Nous avons continué ainsi un bon moment, je ne saurais dire combien de temps. Le plaisir m’a submergé. J’ai senti la décharge remonter de mes couilles et lui ai vidé dans la bouche un jet après l’autre de lait chaud. Tomás a tout avalé, en aspirant sans en perdre une goutte, et a continué à me sucer jusqu’à ma dernière secousse. De mon côté, j’ai continué à m’occuper de lui, lui caressant le gland avec la langue, lui serrant la hampe entre les lèvres et le suçant comme si ma vie en dépendait, jusqu’à ce qu’il pousse un grognement bestial et jouisse dans ma bouche. Son sperme était épais, salé et abondant ; il a rempli ma langue et mon palais de giclées chaudes. Je l’ai avalé comme il l’avait fait, puis lui ai nettoyé la bite avec la langue jusqu’à la rendre étincelante.

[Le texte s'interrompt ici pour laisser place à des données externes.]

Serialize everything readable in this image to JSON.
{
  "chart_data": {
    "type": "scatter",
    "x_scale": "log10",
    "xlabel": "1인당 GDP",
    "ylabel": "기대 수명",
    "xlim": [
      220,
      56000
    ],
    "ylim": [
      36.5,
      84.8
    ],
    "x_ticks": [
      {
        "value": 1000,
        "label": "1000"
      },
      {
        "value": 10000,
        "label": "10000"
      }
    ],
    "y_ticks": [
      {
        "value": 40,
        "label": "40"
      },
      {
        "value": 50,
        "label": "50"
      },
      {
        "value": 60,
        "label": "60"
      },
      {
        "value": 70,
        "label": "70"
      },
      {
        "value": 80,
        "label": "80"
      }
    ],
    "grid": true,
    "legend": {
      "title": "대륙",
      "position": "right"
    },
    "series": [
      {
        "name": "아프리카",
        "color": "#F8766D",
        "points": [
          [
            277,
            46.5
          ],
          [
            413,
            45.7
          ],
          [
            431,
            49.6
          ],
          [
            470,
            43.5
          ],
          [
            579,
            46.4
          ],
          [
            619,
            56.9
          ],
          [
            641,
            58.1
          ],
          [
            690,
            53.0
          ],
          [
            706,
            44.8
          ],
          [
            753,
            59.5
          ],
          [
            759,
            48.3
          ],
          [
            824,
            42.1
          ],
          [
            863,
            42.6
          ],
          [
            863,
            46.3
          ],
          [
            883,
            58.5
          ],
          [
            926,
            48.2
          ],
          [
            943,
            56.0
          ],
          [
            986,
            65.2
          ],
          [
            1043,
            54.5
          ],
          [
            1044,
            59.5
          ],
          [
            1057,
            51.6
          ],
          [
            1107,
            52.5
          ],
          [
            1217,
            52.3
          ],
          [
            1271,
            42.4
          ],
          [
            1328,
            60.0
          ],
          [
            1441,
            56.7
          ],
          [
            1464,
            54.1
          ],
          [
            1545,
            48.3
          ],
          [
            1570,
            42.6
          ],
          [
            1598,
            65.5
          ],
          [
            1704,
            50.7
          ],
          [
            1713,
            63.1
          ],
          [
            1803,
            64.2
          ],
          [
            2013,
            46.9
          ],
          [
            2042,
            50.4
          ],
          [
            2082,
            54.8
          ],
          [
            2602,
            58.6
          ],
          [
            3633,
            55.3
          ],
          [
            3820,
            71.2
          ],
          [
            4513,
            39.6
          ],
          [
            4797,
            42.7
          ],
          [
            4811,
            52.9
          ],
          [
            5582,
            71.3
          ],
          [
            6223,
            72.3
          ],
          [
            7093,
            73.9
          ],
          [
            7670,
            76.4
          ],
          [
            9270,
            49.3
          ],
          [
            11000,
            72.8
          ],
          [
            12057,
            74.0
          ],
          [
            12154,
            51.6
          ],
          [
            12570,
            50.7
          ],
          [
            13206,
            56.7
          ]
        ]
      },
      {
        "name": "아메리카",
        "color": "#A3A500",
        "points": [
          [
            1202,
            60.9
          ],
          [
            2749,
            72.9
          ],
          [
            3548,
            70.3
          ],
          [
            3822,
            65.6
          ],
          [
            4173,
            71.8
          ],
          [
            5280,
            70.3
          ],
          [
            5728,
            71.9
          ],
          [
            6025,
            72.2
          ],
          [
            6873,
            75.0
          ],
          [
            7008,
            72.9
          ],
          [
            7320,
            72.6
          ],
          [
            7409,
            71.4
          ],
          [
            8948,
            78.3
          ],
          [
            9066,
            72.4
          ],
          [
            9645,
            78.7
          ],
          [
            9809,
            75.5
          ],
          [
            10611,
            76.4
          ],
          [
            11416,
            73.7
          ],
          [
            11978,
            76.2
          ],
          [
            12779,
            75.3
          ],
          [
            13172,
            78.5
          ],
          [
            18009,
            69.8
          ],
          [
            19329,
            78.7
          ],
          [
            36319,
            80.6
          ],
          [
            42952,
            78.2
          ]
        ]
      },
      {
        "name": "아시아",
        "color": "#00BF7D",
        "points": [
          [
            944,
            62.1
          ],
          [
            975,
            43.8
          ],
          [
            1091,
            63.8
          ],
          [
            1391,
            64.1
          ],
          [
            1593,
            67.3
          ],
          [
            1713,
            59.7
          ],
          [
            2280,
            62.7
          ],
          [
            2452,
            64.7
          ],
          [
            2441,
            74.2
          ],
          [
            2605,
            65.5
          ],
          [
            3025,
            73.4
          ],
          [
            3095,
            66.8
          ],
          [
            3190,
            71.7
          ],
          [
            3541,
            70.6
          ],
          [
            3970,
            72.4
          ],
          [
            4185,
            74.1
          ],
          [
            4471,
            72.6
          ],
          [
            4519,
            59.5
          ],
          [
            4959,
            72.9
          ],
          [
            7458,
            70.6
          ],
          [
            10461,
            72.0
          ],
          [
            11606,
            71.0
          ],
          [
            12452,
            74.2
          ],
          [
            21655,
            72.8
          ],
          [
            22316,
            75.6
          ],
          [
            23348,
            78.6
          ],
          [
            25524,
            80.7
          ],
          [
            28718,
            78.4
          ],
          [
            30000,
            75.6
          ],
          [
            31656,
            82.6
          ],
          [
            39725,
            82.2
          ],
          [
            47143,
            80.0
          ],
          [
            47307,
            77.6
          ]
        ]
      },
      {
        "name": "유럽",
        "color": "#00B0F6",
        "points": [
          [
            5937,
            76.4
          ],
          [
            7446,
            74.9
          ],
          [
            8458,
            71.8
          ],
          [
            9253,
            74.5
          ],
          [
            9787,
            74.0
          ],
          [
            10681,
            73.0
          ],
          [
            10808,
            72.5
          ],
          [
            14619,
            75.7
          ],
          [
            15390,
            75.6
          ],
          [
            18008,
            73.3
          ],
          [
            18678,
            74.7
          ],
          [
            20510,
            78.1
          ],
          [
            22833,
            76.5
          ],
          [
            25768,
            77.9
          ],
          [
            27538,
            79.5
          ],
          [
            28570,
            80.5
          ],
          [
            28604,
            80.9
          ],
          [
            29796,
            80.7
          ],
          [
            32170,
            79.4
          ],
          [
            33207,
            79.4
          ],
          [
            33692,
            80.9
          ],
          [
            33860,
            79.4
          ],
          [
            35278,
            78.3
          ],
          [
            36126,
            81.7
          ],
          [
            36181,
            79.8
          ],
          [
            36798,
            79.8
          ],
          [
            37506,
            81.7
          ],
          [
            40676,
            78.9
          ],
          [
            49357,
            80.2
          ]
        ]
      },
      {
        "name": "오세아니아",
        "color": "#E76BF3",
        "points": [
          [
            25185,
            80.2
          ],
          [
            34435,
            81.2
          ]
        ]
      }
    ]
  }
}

Il a retiré délicatement le jouet de mon cul, s’est allongé à mes côtés et nous nous sommes enlacés, poisseux et en sueur. Nous nous sommes embrassés lentement, goûtant nos propres saveurs dans la bouche de l’autre, sans plus aucune urgence, puis nous nous sommes endormis tels quels.
***
Nous nous sommes réveillés tôt. Lui avant moi. J’ai senti sa main me chercher sous les draps, saisir ma bite molle et la branler doucement jusqu’à la rendre dure, ce qui a fini de me réveiller. Je l’ai embrassé, lui ai serré le cul et nous avons parlé de la nuit.
— Je ne m’attendais pas à m’amuser autant, lui ai-je avoué.

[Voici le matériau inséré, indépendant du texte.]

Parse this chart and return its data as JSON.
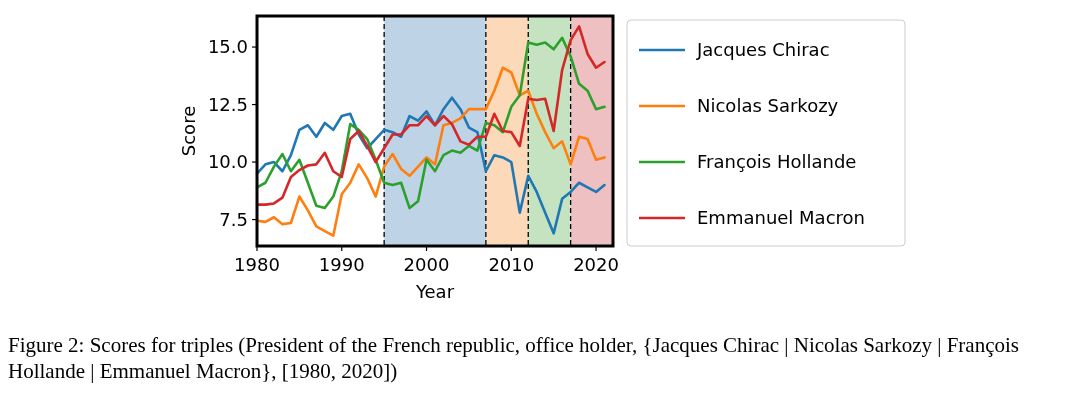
{
  "chart_data": {
    "type": "line",
    "xlabel": "Year",
    "ylabel": "Score",
    "x": [
      1980,
      1981,
      1982,
      1983,
      1984,
      1985,
      1986,
      1987,
      1988,
      1989,
      1990,
      1991,
      1992,
      1993,
      1994,
      1995,
      1996,
      1997,
      1998,
      1999,
      2000,
      2001,
      2002,
      2003,
      2004,
      2005,
      2006,
      2007,
      2008,
      2009,
      2010,
      2011,
      2012,
      2013,
      2014,
      2015,
      2016,
      2017,
      2018,
      2019,
      2020,
      2021
    ],
    "series": [
      {
        "name": "Jacques Chirac",
        "color": "#1f77b4",
        "values": [
          9.5,
          9.9,
          10.0,
          9.6,
          10.3,
          11.4,
          11.6,
          11.1,
          11.7,
          11.4,
          12.0,
          12.1,
          11.2,
          10.6,
          11.0,
          11.4,
          11.3,
          11.1,
          12.0,
          11.8,
          12.2,
          11.6,
          12.3,
          12.8,
          12.3,
          11.5,
          11.3,
          9.6,
          10.3,
          10.2,
          10.0,
          7.8,
          9.4,
          8.7,
          7.8,
          6.9,
          8.4,
          8.7,
          9.1,
          8.9,
          8.7,
          9.0
        ]
      },
      {
        "name": "Nicolas Sarkozy",
        "color": "#ff7f0e",
        "values": [
          7.45,
          7.4,
          7.6,
          7.3,
          7.35,
          8.5,
          7.9,
          7.2,
          7.0,
          6.8,
          8.6,
          9.1,
          9.9,
          9.3,
          8.5,
          9.8,
          10.35,
          9.7,
          9.4,
          9.8,
          10.2,
          9.9,
          11.6,
          11.7,
          11.9,
          12.3,
          12.3,
          12.3,
          13.1,
          14.1,
          13.9,
          12.9,
          13.1,
          12.1,
          11.3,
          10.6,
          10.9,
          9.9,
          11.1,
          11.0,
          10.1,
          10.2
        ]
      },
      {
        "name": "François Hollande",
        "color": "#2ca02c",
        "values": [
          8.9,
          9.1,
          9.8,
          10.35,
          9.6,
          10.1,
          9.1,
          8.1,
          8.0,
          8.5,
          9.6,
          11.65,
          11.4,
          11.0,
          10.1,
          9.1,
          9.0,
          9.1,
          8.0,
          8.3,
          10.1,
          9.6,
          10.3,
          10.5,
          10.4,
          10.7,
          10.5,
          11.7,
          11.6,
          11.3,
          12.4,
          12.9,
          15.2,
          15.1,
          15.2,
          14.9,
          15.4,
          14.6,
          13.4,
          13.1,
          12.3,
          12.4
        ]
      },
      {
        "name": "Emmanuel Macron",
        "color": "#d62728",
        "values": [
          8.15,
          8.15,
          8.2,
          8.45,
          9.35,
          9.65,
          9.85,
          9.9,
          10.4,
          9.6,
          9.35,
          11.0,
          11.35,
          10.7,
          10.0,
          10.6,
          11.2,
          11.2,
          11.6,
          11.6,
          12.0,
          11.6,
          12.0,
          11.65,
          10.9,
          10.75,
          11.1,
          11.1,
          12.1,
          11.35,
          11.3,
          10.7,
          12.75,
          12.7,
          12.75,
          11.35,
          14.0,
          15.3,
          15.9,
          14.7,
          14.1,
          14.35
        ]
      }
    ],
    "xlim": [
      1980,
      2022
    ],
    "xticks": [
      1980,
      1990,
      2000,
      2010,
      2020
    ],
    "ylim": [
      6.35,
      16.35
    ],
    "yticks": [
      {
        "value": 7.5,
        "label": "7.5"
      },
      {
        "value": 10,
        "label": "10.0"
      },
      {
        "value": 12.5,
        "label": "12.5"
      },
      {
        "value": 15,
        "label": "15.0"
      }
    ],
    "bands": [
      {
        "axis": "x",
        "from": 1995,
        "to": 2007,
        "color": "#bed4e6"
      },
      {
        "axis": "x",
        "from": 2007,
        "to": 2012,
        "color": "#fcd9b8"
      },
      {
        "axis": "x",
        "from": 2012,
        "to": 2017,
        "color": "#c5e3c1"
      },
      {
        "axis": "x",
        "from": 2017,
        "to": 2022,
        "color": "#eec0c1"
      }
    ],
    "ref_lines": [
      {
        "axis": "x",
        "value": 1995,
        "color": "#000000",
        "line_style": "dashed"
      },
      {
        "axis": "x",
        "value": 2007,
        "color": "#000000",
        "line_style": "dashed"
      },
      {
        "axis": "x",
        "value": 2012,
        "color": "#000000",
        "line_style": "dashed"
      },
      {
        "axis": "x",
        "value": 2017,
        "color": "#000000",
        "line_style": "dashed"
      }
    ],
    "grid": false,
    "legend": "right",
    "marker": "none",
    "line_style": "solid",
    "annotations": [
      "Figure 2: Scores for triples (President of the French republic, office holder, {Jacques Chirac | Nicolas Sarkozy | François Hollande | Emmanuel Macron}, [1980, 2020])"
    ]
  }
}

— Dès que je t’ai vu, j’ai su qu’on s’entendrait bien, a-t-il répondu, la main toujours refermée sur ma verge.
Nous nous sommes levés et avons pris une douche ensemble. Sous le jet chaud, nous nous sommes de nouveau savonnés l’un l’autre, nos mains glissant sur les culs, les bites et les couilles. Ensuite, nous nous sommes séchés, habillés et sommes descendus prendre le petit déjeuner. Nous sommes sortis nous promener sur la plage, parlant de choses sans importance et laissant le soleil du matin nous chauffer le visage.
En marchant, nous sommes arrivés dans la rue où se trouvait la boutique érotique que nous avions vue la veille. J’ai raconté à Tomás le plaisir que j’y avais déjà pris une autre fois. Il était midi et demi ; nous avons décidé de remettre cela à plus tard, car nous avions un autre projet pour l’après-midi : nous voulions aller au sauna.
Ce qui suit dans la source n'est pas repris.